Long-maturity Treasury yields fell slightly on Friday after March jobs report showed a surge in layoffs, giving a hint at the economic damage caused by the coronavirus crisis.
The yield on the benchmark 10-year Treasury note fell 3 basis points to 0.59% while the yield on the 30-year Treasury bond was also lower at 1.23%. Bond yields move inversely to prices. The 10-year yield has fallen 12 basis points this week.
The Labor Department said Friday U.S. payrolls fell by 701,000 in March, marking the first decline in jobs since September 2010. Economists surveyed by Dow Jones had been looking for a payroll decline of 10,000.

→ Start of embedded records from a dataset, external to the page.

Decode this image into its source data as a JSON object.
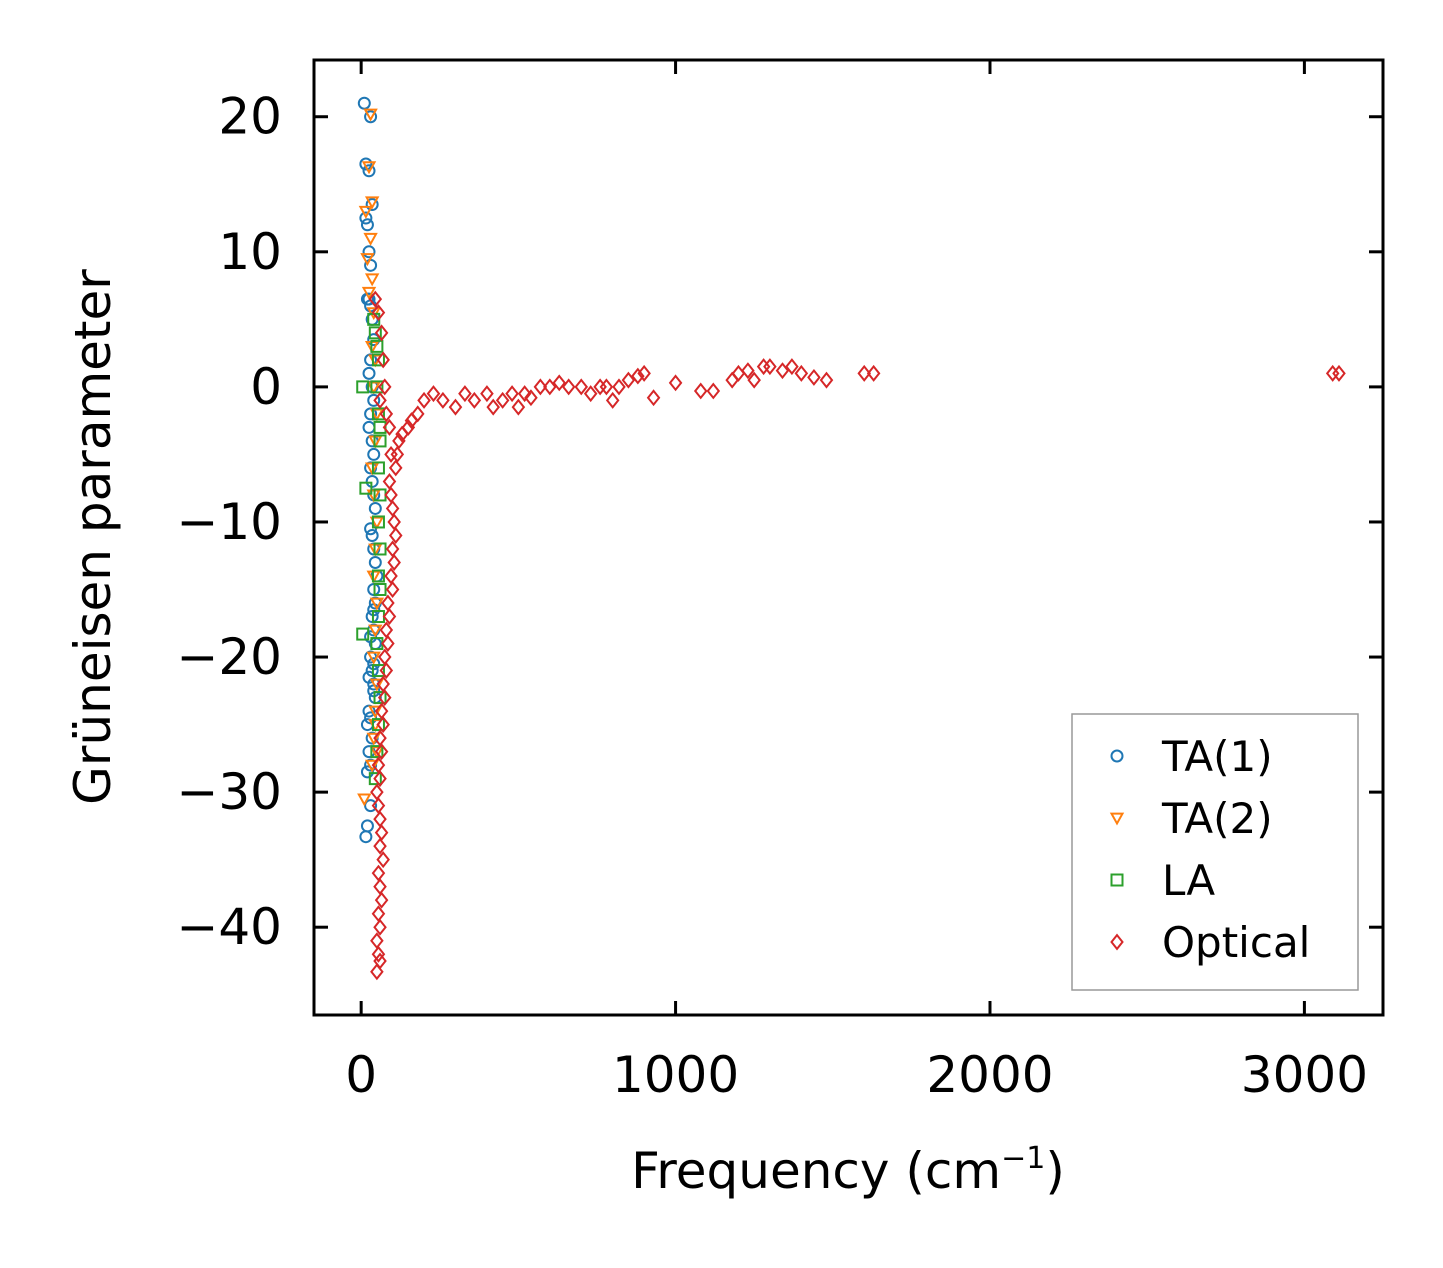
{
  "chart_data": {
    "type": "scatter",
    "xlabel": "Frequency (cm",
    "xlabel_superscript": "−1",
    "xlabel_suffix": ")",
    "ylabel": "Grüneisen parameter",
    "xlim": [
      -150,
      3250
    ],
    "ylim": [
      -46.5,
      24.2
    ],
    "xticks": [
      0,
      1000,
      2000,
      3000
    ],
    "xtick_labels": [
      "0",
      "1000",
      "2000",
      "3000"
    ],
    "yticks": [
      20,
      10,
      0,
      -10,
      -20,
      -30,
      -40
    ],
    "ytick_labels": [
      "20",
      "10",
      "0",
      "−10",
      "−20",
      "−30",
      "−40"
    ],
    "grid": false,
    "legend_position": "bottom-right",
    "series": [
      {
        "name": "TA(1)",
        "color": "#1f77b4",
        "marker": "circle",
        "points": [
          [
            10,
            21
          ],
          [
            30,
            20
          ],
          [
            15,
            16.5
          ],
          [
            25,
            16
          ],
          [
            35,
            13.5
          ],
          [
            15,
            12.5
          ],
          [
            20,
            12
          ],
          [
            25,
            10
          ],
          [
            30,
            9
          ],
          [
            20,
            6.5
          ],
          [
            25,
            6.5
          ],
          [
            30,
            6
          ],
          [
            35,
            5
          ],
          [
            40,
            3.5
          ],
          [
            30,
            2
          ],
          [
            25,
            1
          ],
          [
            35,
            0
          ],
          [
            40,
            -1
          ],
          [
            30,
            -2
          ],
          [
            25,
            -3
          ],
          [
            35,
            -4
          ],
          [
            40,
            -5
          ],
          [
            30,
            -6
          ],
          [
            35,
            -7
          ],
          [
            40,
            -8
          ],
          [
            45,
            -9
          ],
          [
            30,
            -10.5
          ],
          [
            35,
            -11
          ],
          [
            40,
            -12
          ],
          [
            45,
            -13
          ],
          [
            50,
            -14
          ],
          [
            40,
            -15
          ],
          [
            45,
            -16
          ],
          [
            35,
            -17
          ],
          [
            40,
            -18
          ],
          [
            45,
            -19
          ],
          [
            30,
            -20
          ],
          [
            35,
            -21
          ],
          [
            40,
            -22
          ],
          [
            45,
            -23
          ],
          [
            25,
            -24
          ],
          [
            30,
            -24.5
          ],
          [
            20,
            -25
          ],
          [
            35,
            -26
          ],
          [
            25,
            -27
          ],
          [
            30,
            -28
          ],
          [
            20,
            -28.5
          ],
          [
            30,
            -31
          ],
          [
            20,
            -32.5
          ],
          [
            15,
            -33.3
          ],
          [
            40,
            -20.5
          ],
          [
            40,
            -16.5
          ],
          [
            40,
            -22.5
          ],
          [
            30,
            -18.5
          ],
          [
            25,
            -21.5
          ]
        ]
      },
      {
        "name": "TA(2)",
        "color": "#ff7f0e",
        "marker": "triangle-down",
        "points": [
          [
            30,
            20.2
          ],
          [
            25,
            16.3
          ],
          [
            35,
            13.7
          ],
          [
            15,
            13
          ],
          [
            30,
            11
          ],
          [
            20,
            9.5
          ],
          [
            35,
            8
          ],
          [
            25,
            7
          ],
          [
            40,
            5.5
          ],
          [
            35,
            3
          ],
          [
            45,
            2
          ],
          [
            40,
            0
          ],
          [
            50,
            -2
          ],
          [
            45,
            -4
          ],
          [
            35,
            -6
          ],
          [
            40,
            -8
          ],
          [
            50,
            -10
          ],
          [
            45,
            -12
          ],
          [
            40,
            -14
          ],
          [
            50,
            -16
          ],
          [
            45,
            -18
          ],
          [
            40,
            -20
          ],
          [
            50,
            -22
          ],
          [
            45,
            -24
          ],
          [
            40,
            -26
          ],
          [
            10,
            -30.5
          ],
          [
            35,
            -28
          ],
          [
            50,
            -27
          ],
          [
            45,
            -25
          ]
        ]
      },
      {
        "name": "LA",
        "color": "#2ca02c",
        "marker": "square",
        "points": [
          [
            5,
            0
          ],
          [
            40,
            5
          ],
          [
            45,
            4
          ],
          [
            50,
            3
          ],
          [
            55,
            2
          ],
          [
            50,
            0
          ],
          [
            55,
            -2
          ],
          [
            60,
            -4
          ],
          [
            55,
            -6
          ],
          [
            15,
            -7.5
          ],
          [
            60,
            -8
          ],
          [
            55,
            -10
          ],
          [
            60,
            -12
          ],
          [
            55,
            -14
          ],
          [
            60,
            -15
          ],
          [
            5,
            -18.3
          ],
          [
            50,
            -19
          ],
          [
            55,
            -21
          ],
          [
            60,
            -23
          ],
          [
            55,
            -25
          ],
          [
            50,
            -27
          ],
          [
            45,
            -29
          ],
          [
            60,
            -3
          ],
          [
            55,
            -17
          ]
        ]
      },
      {
        "name": "Optical",
        "color": "#d62728",
        "marker": "diamond",
        "points": [
          [
            45,
            6.5
          ],
          [
            55,
            5.5
          ],
          [
            65,
            4
          ],
          [
            70,
            2
          ],
          [
            75,
            0
          ],
          [
            60,
            -1
          ],
          [
            80,
            -2
          ],
          [
            90,
            -3
          ],
          [
            120,
            -4
          ],
          [
            150,
            -3
          ],
          [
            180,
            -2
          ],
          [
            200,
            -1
          ],
          [
            230,
            -0.5
          ],
          [
            260,
            -1
          ],
          [
            300,
            -1.5
          ],
          [
            330,
            -0.5
          ],
          [
            360,
            -1
          ],
          [
            400,
            -0.5
          ],
          [
            420,
            -1.5
          ],
          [
            450,
            -1
          ],
          [
            480,
            -0.5
          ],
          [
            500,
            -1.5
          ],
          [
            520,
            -0.5
          ],
          [
            540,
            -0.8
          ],
          [
            570,
            0
          ],
          [
            600,
            0
          ],
          [
            630,
            0.3
          ],
          [
            660,
            0
          ],
          [
            700,
            0
          ],
          [
            730,
            -0.5
          ],
          [
            760,
            0
          ],
          [
            780,
            0
          ],
          [
            800,
            -1
          ],
          [
            820,
            0
          ],
          [
            850,
            0.5
          ],
          [
            880,
            0.8
          ],
          [
            900,
            1
          ],
          [
            930,
            -0.8
          ],
          [
            1000,
            0.3
          ],
          [
            1080,
            -0.3
          ],
          [
            1120,
            -0.3
          ],
          [
            1180,
            0.5
          ],
          [
            1200,
            1
          ],
          [
            1230,
            1.2
          ],
          [
            1250,
            0.5
          ],
          [
            1280,
            1.5
          ],
          [
            1300,
            1.5
          ],
          [
            1340,
            1.2
          ],
          [
            1370,
            1.5
          ],
          [
            1400,
            1
          ],
          [
            1440,
            0.7
          ],
          [
            1480,
            0.5
          ],
          [
            1600,
            1
          ],
          [
            1630,
            1
          ],
          [
            3090,
            1
          ],
          [
            3110,
            1
          ],
          [
            90,
            -7
          ],
          [
            95,
            -8
          ],
          [
            100,
            -9
          ],
          [
            105,
            -10
          ],
          [
            110,
            -11
          ],
          [
            100,
            -12
          ],
          [
            105,
            -13
          ],
          [
            95,
            -14
          ],
          [
            100,
            -15
          ],
          [
            85,
            -16
          ],
          [
            90,
            -17
          ],
          [
            80,
            -18
          ],
          [
            85,
            -19
          ],
          [
            75,
            -20
          ],
          [
            80,
            -21
          ],
          [
            70,
            -22
          ],
          [
            75,
            -23
          ],
          [
            65,
            -24
          ],
          [
            70,
            -25
          ],
          [
            60,
            -26
          ],
          [
            65,
            -27
          ],
          [
            55,
            -28
          ],
          [
            60,
            -29
          ],
          [
            50,
            -30
          ],
          [
            55,
            -31
          ],
          [
            60,
            -32
          ],
          [
            65,
            -33
          ],
          [
            60,
            -34
          ],
          [
            70,
            -35
          ],
          [
            55,
            -36
          ],
          [
            60,
            -37
          ],
          [
            65,
            -38
          ],
          [
            55,
            -39
          ],
          [
            60,
            -40
          ],
          [
            50,
            -41
          ],
          [
            55,
            -42
          ],
          [
            60,
            -42.5
          ],
          [
            50,
            -43.3
          ],
          [
            115,
            -5
          ],
          [
            130,
            -3.5
          ],
          [
            160,
            -2.5
          ],
          [
            110,
            -6
          ],
          [
            95,
            -5
          ]
        ]
      }
    ],
    "legend": {
      "entries": [
        "TA(1)",
        "TA(2)",
        "LA",
        "Optical"
      ]
    }
  }
}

The unemployment rate rose to 4.4% from 3.5% as employers just began to cut payrolls ahead of social distancing practices that shut down large swaths of the U.S. economy in order to stop the virus’s spread.
Still, the jobs report didn’t capture the full damage from the virus as the surveys were conducted during the week ending March 12, which came before government-mandated shutdowns went into full effect.

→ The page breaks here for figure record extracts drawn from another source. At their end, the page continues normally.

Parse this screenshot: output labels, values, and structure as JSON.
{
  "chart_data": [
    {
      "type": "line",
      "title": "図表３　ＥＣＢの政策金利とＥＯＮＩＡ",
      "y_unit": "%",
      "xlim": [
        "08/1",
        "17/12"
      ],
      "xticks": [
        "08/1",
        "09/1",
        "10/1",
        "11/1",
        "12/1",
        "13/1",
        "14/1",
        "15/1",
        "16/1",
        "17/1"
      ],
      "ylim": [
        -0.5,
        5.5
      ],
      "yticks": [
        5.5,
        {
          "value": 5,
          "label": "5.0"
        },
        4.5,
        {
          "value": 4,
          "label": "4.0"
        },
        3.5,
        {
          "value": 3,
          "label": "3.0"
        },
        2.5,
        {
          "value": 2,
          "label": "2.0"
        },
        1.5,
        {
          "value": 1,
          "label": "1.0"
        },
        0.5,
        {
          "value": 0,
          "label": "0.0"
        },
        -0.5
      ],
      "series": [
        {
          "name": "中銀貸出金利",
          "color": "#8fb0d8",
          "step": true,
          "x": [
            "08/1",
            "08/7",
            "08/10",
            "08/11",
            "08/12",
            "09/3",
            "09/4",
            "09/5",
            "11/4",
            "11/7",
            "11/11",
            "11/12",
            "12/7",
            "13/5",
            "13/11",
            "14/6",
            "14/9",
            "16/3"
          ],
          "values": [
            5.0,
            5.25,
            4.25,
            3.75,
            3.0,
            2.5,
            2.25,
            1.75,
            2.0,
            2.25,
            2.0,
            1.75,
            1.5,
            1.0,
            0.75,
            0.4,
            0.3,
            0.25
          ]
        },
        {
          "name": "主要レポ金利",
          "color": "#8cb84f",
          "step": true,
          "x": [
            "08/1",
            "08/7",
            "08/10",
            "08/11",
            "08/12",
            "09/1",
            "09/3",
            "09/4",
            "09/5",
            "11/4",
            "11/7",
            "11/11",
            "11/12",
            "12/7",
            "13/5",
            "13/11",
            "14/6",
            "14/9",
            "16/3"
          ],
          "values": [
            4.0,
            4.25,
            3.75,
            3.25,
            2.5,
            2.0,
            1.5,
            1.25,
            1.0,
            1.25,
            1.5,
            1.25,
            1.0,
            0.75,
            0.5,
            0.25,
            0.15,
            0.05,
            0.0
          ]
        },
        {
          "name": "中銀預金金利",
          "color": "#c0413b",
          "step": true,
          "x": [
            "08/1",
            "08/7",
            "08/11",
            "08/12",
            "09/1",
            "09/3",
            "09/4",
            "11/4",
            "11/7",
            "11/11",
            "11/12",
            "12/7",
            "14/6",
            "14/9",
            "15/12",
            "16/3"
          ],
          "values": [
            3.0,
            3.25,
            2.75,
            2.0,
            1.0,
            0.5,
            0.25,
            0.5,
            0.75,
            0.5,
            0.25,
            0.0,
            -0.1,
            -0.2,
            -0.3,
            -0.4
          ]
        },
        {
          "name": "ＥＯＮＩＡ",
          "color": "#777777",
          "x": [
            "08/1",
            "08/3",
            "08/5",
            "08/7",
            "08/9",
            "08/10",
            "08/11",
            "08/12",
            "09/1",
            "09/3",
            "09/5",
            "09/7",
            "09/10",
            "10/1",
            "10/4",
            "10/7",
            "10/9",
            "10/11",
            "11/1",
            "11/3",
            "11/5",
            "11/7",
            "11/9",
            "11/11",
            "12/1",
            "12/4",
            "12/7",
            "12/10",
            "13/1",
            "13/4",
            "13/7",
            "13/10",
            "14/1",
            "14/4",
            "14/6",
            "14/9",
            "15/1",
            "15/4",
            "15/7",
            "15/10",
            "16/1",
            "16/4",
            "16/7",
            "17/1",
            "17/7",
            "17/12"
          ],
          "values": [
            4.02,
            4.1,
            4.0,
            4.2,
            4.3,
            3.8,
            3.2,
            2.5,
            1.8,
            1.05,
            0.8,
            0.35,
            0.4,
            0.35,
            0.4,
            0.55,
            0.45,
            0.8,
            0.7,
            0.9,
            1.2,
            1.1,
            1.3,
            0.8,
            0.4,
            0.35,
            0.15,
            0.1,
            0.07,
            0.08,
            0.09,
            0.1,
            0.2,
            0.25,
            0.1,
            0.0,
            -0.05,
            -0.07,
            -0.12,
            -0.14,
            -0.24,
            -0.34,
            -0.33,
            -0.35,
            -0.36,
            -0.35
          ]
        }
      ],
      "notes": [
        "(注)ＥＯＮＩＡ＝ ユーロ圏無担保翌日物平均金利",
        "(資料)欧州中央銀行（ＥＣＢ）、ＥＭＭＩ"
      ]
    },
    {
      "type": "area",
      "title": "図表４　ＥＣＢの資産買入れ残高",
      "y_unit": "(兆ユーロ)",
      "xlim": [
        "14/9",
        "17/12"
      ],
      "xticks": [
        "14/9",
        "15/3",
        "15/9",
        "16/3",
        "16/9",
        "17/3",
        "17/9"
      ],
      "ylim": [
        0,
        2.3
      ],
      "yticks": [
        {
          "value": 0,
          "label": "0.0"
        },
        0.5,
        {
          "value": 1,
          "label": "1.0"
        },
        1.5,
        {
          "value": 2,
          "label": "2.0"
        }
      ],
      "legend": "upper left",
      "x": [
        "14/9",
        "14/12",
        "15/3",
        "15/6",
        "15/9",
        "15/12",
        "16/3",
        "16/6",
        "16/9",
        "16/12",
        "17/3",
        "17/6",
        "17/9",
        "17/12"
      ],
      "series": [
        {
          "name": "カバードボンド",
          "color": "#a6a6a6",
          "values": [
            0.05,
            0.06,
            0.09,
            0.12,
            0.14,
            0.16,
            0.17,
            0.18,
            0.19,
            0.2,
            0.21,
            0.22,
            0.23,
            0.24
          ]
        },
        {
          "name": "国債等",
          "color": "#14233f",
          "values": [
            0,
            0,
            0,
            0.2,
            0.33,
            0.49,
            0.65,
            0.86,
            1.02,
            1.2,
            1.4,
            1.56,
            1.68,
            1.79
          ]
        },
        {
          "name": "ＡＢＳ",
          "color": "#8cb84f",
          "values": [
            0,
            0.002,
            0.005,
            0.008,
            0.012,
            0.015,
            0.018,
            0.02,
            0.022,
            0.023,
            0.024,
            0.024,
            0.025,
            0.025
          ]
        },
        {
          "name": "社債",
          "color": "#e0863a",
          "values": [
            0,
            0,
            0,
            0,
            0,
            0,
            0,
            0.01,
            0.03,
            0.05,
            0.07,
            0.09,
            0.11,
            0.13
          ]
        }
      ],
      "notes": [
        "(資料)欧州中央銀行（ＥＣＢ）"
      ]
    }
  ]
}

“Since the release, we have seen remarkably little price action in US rates, suggesting that even worse was expected (and will eventually be seen),” Ian Lyngen, head of U.S. rates at BMO, said in a note.
The number of confirmed COVID-19 cases worldwide topped 1 million Thursday night, with the total death toll rising to more than 53,000. The U.S. recently surpassed China as the country with the most reported cases in the world.
The fall in U.S. yields comes as investors are fleeing stocks, with European shares declining in early trade and U.S. futures pointing to declines. Fears over the impact of COVID-19 on the global economy have weighed heavily on investor sentiment.